In an e-mail to CRN, HP refused to comment on how long the cloud plans were on McClellan's LinkedIn page; whether that information was accurate; if McClellan will face any disciplinary action; or how the data made it to McClellan's LinkedIn profile in the first place. McClellan is responsible for driving the technical strategy, architecture and business direction as a co-founder for HP Cloud Services.
McClellan's LinkedIn lapse comes as HP seeks to become a leader in the public cloud space. Last month, CEO Leo Apotheker unveiled HP's plans for the cloud, which include a three-pronged cloud assault. First, the company plans to help customers transition to the cloud and build cloud infrastructures; second, it is working on a cloud platform; and it is building an open cloud marketplace and prepping a cloud ecosystem.
While HP refused to comment on McClellan's slip-up or the specifics that were shared via LinkedIn, the company did reiterate its general cloud plans.
"We've stated that HP plans to build a full cloud stack and help transition customers to hybrid cloud environments," HP said in a statement e-mailed Wednesday to CRN. "HP intends to leverage its scale, reliability and security in its current hardware, software and services offerings.
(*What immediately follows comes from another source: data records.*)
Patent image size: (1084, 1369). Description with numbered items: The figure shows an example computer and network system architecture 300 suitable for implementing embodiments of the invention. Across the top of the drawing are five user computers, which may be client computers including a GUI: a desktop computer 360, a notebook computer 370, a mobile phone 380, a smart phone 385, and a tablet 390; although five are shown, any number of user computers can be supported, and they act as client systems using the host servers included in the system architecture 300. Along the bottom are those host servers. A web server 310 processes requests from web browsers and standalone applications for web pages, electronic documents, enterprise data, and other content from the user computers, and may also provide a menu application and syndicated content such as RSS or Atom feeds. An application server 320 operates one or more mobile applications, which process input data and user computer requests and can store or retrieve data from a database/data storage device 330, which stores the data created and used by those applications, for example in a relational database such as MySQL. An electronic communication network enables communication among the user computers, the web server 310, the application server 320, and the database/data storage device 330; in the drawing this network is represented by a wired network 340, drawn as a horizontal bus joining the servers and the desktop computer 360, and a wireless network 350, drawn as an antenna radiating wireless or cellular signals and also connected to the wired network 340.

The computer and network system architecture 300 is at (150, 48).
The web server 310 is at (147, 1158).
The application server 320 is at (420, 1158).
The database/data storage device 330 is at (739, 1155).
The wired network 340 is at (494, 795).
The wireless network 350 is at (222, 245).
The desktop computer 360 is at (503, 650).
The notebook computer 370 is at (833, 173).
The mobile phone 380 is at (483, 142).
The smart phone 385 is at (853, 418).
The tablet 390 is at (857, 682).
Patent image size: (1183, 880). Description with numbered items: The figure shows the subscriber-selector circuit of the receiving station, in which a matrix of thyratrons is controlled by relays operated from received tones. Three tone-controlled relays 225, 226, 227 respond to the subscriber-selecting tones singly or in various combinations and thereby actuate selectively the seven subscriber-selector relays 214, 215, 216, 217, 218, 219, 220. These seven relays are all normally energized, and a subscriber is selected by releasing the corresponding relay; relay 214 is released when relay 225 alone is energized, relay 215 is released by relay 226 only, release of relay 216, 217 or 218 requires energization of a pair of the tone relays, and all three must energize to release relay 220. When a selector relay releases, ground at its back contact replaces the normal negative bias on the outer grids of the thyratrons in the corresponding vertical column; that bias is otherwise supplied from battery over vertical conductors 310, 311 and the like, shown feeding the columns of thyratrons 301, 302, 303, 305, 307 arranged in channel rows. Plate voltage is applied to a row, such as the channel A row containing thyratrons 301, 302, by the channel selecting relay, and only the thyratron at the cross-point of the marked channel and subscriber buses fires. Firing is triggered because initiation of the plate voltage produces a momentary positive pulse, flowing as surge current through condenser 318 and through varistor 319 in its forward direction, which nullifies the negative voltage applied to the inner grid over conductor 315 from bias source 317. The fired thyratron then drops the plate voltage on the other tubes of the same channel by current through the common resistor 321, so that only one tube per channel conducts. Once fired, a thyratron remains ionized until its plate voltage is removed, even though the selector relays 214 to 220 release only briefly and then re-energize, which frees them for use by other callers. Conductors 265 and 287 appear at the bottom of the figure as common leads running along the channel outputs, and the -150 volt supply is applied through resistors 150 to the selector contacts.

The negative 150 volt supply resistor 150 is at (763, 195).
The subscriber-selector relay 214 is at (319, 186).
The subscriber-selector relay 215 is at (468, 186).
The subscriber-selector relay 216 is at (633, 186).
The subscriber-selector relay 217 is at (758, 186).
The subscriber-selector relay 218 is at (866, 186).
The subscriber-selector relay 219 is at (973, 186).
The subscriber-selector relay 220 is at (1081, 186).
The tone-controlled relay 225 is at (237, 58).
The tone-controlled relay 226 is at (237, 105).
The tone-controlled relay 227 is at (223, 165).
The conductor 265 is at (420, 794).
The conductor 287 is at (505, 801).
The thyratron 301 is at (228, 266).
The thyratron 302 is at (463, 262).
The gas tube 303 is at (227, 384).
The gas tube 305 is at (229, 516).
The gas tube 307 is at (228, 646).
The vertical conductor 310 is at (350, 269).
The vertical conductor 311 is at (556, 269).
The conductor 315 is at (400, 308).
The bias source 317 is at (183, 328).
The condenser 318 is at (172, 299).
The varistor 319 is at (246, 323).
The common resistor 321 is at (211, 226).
HP also plans to grow its higher-value services that offer greater strategic value."
HP's cloud statement continued: "On March 14, we also revealed a plan to build an open applications marketplace that integrates consumer, enterprise and developer services. The platform will support multiple languages and will be open to third-parties. HP will vet applications for security and interoperability to facilitate an environment that is both trusted and open. A device-aware HP cloud will configure and send the appropriate services to the device that the customer is using, and connected devices will intuitively access services the customer needs."
On LinkedIn, McClellan's wrote HP plans to launch an "object storage" service that the company built from scratch, which is likely a data storage offering similar to Amazon Web Services' Simple Storage Service (S3). HP plans for a "compute," "networking," and "block storage" service that McClellan wrote is an "innovative and highly differentiated approach to 'cloud computing' -- a declarative/model-based approach where users provide a specification and the system automates deployment and management; and common/shared services that offer user management, key management, identity management and federation, authentication, authorization, auditing, billing and metering and more.
Additionally, McClellan wrote on his LinkedIn page, that HP is creating a Web site and developer suite that will offer APIs and language bindings for Java, Ruby and other open source languages and a fully functional GUI and CLI. HP is also cooking up quality assurance, code and design inspection processes and security and penetration testing as part of its cloud strategy, McClellan wrote.